Abstract

Abstract Postprocessing is a critical step in attaining calibrated and reliable probabilistic forecast output from numerical weather prediction models. A novel deep learning framework is proposed to postprocess 20 years of 7- and 14-day precipitation accumulation reforecasts from the Global Ensemble Forecast System at subseasonal time scales (week 1, week 2, and combined weeks 3–4 forecasts) over the contiguous United States. The network builds upon previous studies and is a combination of three parallel-trained components suitable for subseasonal prediction. The first is a ResUnet architecture which learns nonlinear relationships between binned observed precipitation and input images of weather and geographical variables. The second conditions the network to the month-of-year via a feature-wise linear modulation (FiLM) layer.
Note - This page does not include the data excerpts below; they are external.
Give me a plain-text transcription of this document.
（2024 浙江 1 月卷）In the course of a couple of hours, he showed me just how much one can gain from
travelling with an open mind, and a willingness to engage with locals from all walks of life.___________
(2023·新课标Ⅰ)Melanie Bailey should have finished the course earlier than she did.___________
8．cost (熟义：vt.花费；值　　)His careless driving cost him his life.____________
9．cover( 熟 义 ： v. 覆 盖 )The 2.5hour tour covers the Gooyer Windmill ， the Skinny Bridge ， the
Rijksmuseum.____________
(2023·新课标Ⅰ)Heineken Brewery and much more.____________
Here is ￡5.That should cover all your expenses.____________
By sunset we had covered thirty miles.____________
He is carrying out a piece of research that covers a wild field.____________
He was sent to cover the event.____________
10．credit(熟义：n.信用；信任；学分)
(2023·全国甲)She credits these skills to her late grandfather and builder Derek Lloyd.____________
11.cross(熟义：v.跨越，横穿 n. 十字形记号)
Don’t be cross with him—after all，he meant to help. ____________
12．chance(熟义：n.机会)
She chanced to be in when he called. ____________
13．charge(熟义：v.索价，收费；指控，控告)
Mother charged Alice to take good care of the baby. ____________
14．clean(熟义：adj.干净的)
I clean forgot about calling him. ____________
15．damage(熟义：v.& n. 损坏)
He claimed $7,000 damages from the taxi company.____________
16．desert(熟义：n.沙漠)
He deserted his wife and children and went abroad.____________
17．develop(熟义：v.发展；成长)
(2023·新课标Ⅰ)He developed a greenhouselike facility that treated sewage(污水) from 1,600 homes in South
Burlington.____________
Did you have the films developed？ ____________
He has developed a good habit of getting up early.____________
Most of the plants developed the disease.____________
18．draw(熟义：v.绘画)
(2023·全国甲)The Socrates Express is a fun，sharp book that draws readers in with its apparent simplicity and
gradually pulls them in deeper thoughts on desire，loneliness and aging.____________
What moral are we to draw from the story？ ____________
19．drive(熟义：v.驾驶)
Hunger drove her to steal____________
The third helps the network learn when to revert the forecast to that of climatology. The RUFCO (named for its components ResUnet, FiLM, and Climatological-Offramp) forecasts are compared against raw and climatological forecasts as well as those from a state-of-the-art distributional regression postprocessing model, “censored, shifted gamma distribution (CSGD),” and a simple bias-corrected model. At week 1, every method exhibited a competitive advantage over climatological forecasts. At week 2, RUFCO generated forecasts with statistically significant improvement over climatology at 82%–94% of the domain, beating CSGD’s coverage of 76%–90% of the grid points. At week 3, RUFCO’s skillful coverage was 65%–85%, while CSGDs dropped to only 12%–37%. At the longer lead times, RUFCO achieved the highest domain-averaged skill scores across seasons. However, the network tends to “smooth” forecast skill, making it less competitive with CSGD in limited areas with strongly spatially varying biases. Significance Statement Precipitation accumulation forecasts 1, 2, and 3–4 weeks in advance are increasingly in-demand for a variety of decision-making applications around hydrologic forecasting, flood and drought awareness, and wildfire preparedness. However, raw forecasts from numerical weather prediction systems have errors that hinder skill. Postprocessing methods remove those errors and provide more reliable and skillful forecasts. We show that a new neural network technique is an effective and competitive postprocessing tool compared to more traditional techniques.